The UK's GCHQ bore the brunt of his condemnation.

He said: "The ultimate goal of the NSA, along with its most loyal, one might say subservient junior partner the British agency GCHQ - when it comes to the reason why the system of suspicion of surveillance is being built and the objective of this system - is nothing less than the elimination of individual privacy worldwide."

Reams of NSA and GCHQ documents exposed widespread surveillance of emails and mobile phone metadata by the US and UK governments, and have had a huge impact around the world.

It is the UK through their interception of underwater fibre optic cables, that is a primary threat to the privacy of European citizens when it comes to their telephone and emails - Glenn Greenwald

The US has reviewed the NSA's data-gathering as a result of the information revealed, and an official on Wednesday told the New York Times that the proposed changes would be "significantly more far-reaching than many expected."

A report of the presidential advisory committee's review of the NSA, which reportedly contains 40 recommendations, has been released.

Early indications are that it has recommended that the NSA should not retain its vast database of phone records, and that phone companies or a third party should hold the data instead of the surveillance agency.

The findings will support the case of Mr Greenwald, who reserved his most stinging criticism of governments for their collection of phone data.

He told the EU inquiry that the collection of metadata for phones - which resulted in diplomatic fallout between Germany and the US, after it revealed Chancellor Merkel's phone was monitored - was far more invasive than phone and email snooping.

He said that the UK government's interception of cables posed the greatest threat to EU citizens. "When it comes to European metadata, the NSA plays a very important role," he said. "But it is the UK through their interception of underwater fibre optic cables and their invasion into all sorts of systems including by very controversial means of hacking as Der Spiegel has reported, that is a primary threat to the privacy of European citizens when it comes to their telephone and email communications - at least as much if not more so than the NSA."

'Almost Orwellian'

The White House review of the NSA follows comments from a federal judge on Monday, in which the NSA’s mass collection of American’s telephone data was described as "almost Orwellian".

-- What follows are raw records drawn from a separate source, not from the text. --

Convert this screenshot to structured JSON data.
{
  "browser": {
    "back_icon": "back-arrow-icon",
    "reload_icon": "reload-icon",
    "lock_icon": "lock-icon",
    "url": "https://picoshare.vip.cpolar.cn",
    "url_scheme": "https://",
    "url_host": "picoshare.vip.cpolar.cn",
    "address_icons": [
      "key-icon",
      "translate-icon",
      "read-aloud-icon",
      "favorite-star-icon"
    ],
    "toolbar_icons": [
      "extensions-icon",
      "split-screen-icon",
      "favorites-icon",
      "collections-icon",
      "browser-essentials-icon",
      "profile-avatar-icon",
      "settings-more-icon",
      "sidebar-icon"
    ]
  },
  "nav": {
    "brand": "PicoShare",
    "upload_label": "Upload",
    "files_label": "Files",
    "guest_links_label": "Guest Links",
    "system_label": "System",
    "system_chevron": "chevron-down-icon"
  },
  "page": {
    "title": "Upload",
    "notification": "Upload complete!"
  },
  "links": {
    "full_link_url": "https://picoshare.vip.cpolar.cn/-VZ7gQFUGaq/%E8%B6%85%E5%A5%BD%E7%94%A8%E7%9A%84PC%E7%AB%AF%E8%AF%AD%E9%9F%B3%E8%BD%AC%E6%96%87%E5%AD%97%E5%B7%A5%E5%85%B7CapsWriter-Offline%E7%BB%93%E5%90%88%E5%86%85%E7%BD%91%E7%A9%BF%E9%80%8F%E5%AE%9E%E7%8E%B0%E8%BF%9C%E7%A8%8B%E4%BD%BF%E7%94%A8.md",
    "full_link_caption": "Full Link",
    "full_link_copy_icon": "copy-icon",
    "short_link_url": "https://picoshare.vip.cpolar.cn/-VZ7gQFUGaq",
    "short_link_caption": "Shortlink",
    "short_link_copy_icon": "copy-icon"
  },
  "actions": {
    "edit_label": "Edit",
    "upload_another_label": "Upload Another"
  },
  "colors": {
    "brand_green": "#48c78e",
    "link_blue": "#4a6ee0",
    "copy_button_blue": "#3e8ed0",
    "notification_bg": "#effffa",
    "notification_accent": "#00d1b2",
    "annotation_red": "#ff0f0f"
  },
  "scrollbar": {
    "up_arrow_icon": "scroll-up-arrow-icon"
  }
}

In a fierce rebuke of President Obama, Appeals Court Judge Richard Leon said that America’s founding father James Madison would be "aghast" at the NSA.

Mr Snowden revealed that a US surveillance court had secretly approved the collection of millions of raw daily phone records in America, including information about the length of calls and the numbers that are dialled.

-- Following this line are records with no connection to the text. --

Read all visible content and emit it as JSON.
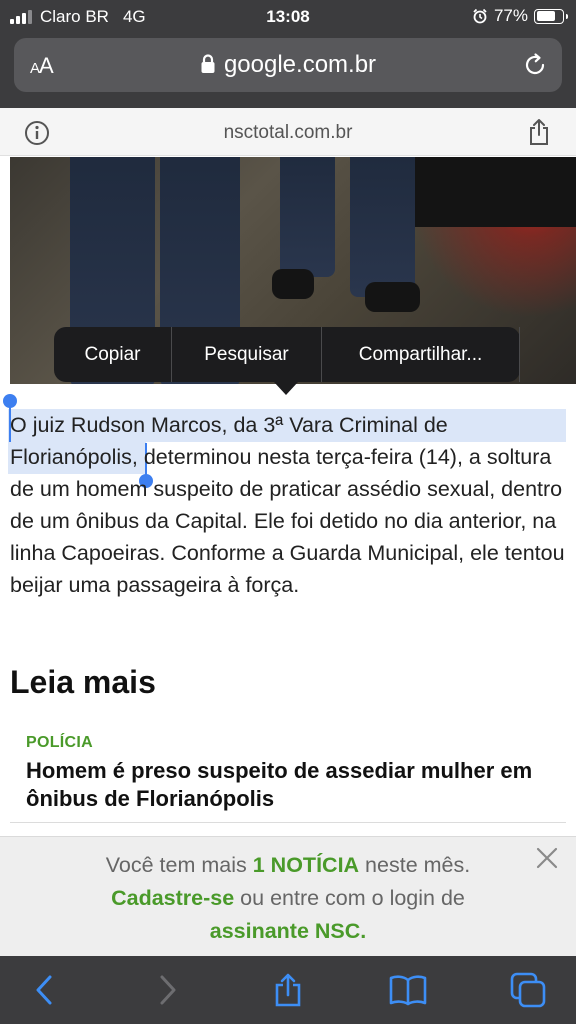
{
  "status_bar": {
    "carrier": "Claro BR",
    "network": "4G",
    "time": "13:08",
    "battery_text": "77%",
    "battery_level": 0.77
  },
  "browser": {
    "text_size_label_small": "A",
    "text_size_label_large": "A",
    "url": "google.com.br",
    "site_domain": "nsctotal.com.br"
  },
  "selection_menu": {
    "items": [
      "Copiar",
      "Pesquisar",
      "Compartilhar..."
    ]
  },
  "article": {
    "selected_text": "O juiz Rudson Marcos, da 3ª Vara Criminal de Florianópolis",
    "body_text": ", determinou nesta terça-feira (14), a soltura de um homem suspeito de praticar assédio sexual, dentro de um ônibus da Capital. Ele foi detido no dia anterior, na linha Capoeiras. Conforme a Guarda Municipal, ele tentou beijar uma passageira à força."
  },
  "related": {
    "heading": "Leia mais",
    "items": [
      {
        "category": "POLÍCIA",
        "title": "Homem é preso suspeito de assediar mulher em ônibus de Florianópolis"
      }
    ]
  },
  "paywall": {
    "line1_prefix": "Você tem mais ",
    "line1_highlight": "1 NOTÍCIA",
    "line1_suffix": " neste mês.",
    "line2_highlight": "Cadastre-se",
    "line2_suffix": " ou entre com o login de",
    "line3_highlight": "assinante NSC."
  },
  "colors": {
    "brand_green": "#4a9a2a",
    "selection_blue": "#3d7ff0",
    "selection_fill": "#dbe6f8",
    "toolbar_blue": "#3d8ef5"
  },
  "toolbar": {
    "icons": [
      "back-icon",
      "forward-icon",
      "share-icon",
      "bookmarks-icon",
      "tabs-icon"
    ]
  }
}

Ringo without John, Paul and George

In his ruling, Judge Leon noted that the government had, in its submissions, indicated that the case against it had no merit because of: "the theoretical possibility that the NSA has collected a universe of metadata so incomplete that the program could not possibly serve its putative function."

But Judge Leon was unimpressed by this line of argument from the government, noting drily: "Candor of this type defies common sense and does not inspire confidence."

In a footnote he drew on musical history to underline his scepticism:

"To draw an analogy, if the NSA's program operates the way the government suggests it does, then omitting Verizon Wireless, AT&T, and Sprint [major telephone providers in the USA] from the collection [of data] would be like omitting John, Paul, and George from a historical analysis of the Beatles," he wrote in his ruling.

"A Ringo-only database doesn't make any sense, and I cannot believe the government would create, maintain, and so ardently defend such a system."